Luo Su Yi dit : « Je chante très bien, j'ai même gagné un prix à l'école primaire, mais les appels, ce n'est pas mon fort, je ne pourrai certainement pas égaler ceux de Yang Jian. »
« Et si par accident nous faisions mourir quelqu'un à force de crier, on ferait quoi ? » dit l'homme à côté d'eux.
« Cela ne devrait pas être si facile d'en mourir ; après tout, il a bien résolu un événement surnaturel de niveau S », murmura Luo Su Yi.
La voix poursuivit sa progression, errant dans le Jardin Guanjiang, passant devant la guérite de sécurité du complexe, sans que les vigiles à l'intérieur ne semblent rien entendre du tout.

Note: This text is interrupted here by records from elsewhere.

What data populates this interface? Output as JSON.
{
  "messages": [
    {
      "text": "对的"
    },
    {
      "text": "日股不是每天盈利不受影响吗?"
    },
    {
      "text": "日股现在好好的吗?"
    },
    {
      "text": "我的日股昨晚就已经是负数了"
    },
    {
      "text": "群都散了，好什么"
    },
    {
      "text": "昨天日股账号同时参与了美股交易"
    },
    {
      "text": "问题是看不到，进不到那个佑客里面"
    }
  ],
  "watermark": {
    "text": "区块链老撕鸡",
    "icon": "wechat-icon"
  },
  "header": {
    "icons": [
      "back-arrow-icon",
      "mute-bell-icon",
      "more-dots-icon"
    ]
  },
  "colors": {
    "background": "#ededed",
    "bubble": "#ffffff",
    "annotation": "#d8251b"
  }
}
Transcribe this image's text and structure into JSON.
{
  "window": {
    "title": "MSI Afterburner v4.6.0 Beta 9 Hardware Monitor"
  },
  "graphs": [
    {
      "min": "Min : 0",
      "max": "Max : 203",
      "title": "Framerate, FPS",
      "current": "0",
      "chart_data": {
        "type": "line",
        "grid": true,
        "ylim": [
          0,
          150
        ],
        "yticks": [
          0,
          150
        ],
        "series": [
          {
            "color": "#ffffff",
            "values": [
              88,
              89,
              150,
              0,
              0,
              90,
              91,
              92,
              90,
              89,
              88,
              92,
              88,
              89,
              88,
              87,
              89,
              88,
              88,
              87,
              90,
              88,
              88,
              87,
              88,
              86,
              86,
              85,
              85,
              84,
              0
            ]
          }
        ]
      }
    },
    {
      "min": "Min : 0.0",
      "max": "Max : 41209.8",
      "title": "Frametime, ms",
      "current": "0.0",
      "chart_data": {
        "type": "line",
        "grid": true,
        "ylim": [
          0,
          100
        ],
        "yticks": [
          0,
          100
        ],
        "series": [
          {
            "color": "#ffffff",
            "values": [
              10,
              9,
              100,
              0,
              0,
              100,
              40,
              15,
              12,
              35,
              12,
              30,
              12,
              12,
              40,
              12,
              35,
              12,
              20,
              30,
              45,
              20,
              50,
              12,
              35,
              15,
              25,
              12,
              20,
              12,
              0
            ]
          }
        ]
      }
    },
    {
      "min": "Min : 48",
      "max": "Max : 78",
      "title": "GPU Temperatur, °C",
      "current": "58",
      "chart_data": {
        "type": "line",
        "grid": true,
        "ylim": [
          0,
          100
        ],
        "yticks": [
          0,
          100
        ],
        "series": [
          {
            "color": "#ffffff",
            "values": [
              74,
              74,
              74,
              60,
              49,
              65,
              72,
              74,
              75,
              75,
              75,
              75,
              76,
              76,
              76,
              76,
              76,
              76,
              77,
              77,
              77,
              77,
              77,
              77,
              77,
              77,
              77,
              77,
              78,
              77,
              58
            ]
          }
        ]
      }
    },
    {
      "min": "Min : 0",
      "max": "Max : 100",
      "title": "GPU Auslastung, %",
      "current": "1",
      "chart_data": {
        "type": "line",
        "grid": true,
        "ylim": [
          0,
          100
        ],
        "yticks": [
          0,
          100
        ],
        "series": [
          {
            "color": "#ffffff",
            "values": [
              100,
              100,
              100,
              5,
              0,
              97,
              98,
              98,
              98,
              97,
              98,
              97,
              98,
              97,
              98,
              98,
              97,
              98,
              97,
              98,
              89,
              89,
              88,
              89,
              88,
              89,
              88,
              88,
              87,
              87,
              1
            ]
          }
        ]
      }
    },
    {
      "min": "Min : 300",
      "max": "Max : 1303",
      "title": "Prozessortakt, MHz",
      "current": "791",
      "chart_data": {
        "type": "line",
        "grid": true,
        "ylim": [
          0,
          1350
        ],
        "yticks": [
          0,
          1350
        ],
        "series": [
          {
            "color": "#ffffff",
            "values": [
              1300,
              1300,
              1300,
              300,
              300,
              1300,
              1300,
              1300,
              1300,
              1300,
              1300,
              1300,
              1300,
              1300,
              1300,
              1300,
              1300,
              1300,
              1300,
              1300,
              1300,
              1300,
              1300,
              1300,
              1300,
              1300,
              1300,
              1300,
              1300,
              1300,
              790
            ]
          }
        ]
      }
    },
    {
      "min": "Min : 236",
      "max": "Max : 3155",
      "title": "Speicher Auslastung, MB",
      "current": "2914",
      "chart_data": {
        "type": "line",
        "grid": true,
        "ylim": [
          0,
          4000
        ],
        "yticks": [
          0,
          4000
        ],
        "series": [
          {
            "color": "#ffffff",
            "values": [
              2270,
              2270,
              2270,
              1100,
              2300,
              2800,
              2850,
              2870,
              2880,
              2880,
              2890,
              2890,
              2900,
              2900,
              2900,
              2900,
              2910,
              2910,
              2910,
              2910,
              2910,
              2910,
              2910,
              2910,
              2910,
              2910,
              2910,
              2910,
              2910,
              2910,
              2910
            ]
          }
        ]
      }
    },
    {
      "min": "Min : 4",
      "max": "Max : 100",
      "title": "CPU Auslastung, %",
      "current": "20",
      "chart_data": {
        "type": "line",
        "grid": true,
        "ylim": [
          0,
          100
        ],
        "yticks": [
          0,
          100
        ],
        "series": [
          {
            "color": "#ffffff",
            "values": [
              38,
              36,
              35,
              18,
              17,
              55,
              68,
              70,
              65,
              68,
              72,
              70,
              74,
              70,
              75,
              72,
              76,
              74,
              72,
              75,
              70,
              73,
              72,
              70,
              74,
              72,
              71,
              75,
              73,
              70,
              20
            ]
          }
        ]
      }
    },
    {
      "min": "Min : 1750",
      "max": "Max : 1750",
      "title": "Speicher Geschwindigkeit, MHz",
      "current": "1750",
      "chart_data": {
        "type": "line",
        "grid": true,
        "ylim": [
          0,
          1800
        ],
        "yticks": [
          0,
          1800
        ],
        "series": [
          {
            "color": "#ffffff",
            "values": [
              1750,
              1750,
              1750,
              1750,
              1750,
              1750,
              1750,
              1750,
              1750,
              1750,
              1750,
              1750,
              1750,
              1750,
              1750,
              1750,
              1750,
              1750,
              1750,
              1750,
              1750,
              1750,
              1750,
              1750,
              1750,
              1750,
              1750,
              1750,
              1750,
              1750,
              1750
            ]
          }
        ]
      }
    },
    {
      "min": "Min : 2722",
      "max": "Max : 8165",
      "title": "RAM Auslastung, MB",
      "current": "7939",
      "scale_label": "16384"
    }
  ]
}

Peu après, la voix franchit le portail et entra dans une maison.
« Yang Jian, Yang Jian l'Œil-Fantôme... »
La voix flotta au premier étage ; chose étrange, au deuxième étage, il n'y avait absolument aucun son.
Ensuite, la voix monta et erra au deuxième étage, mais de la même manière, aucun son ne pouvait être entendu ni au troisième ni au premier étage.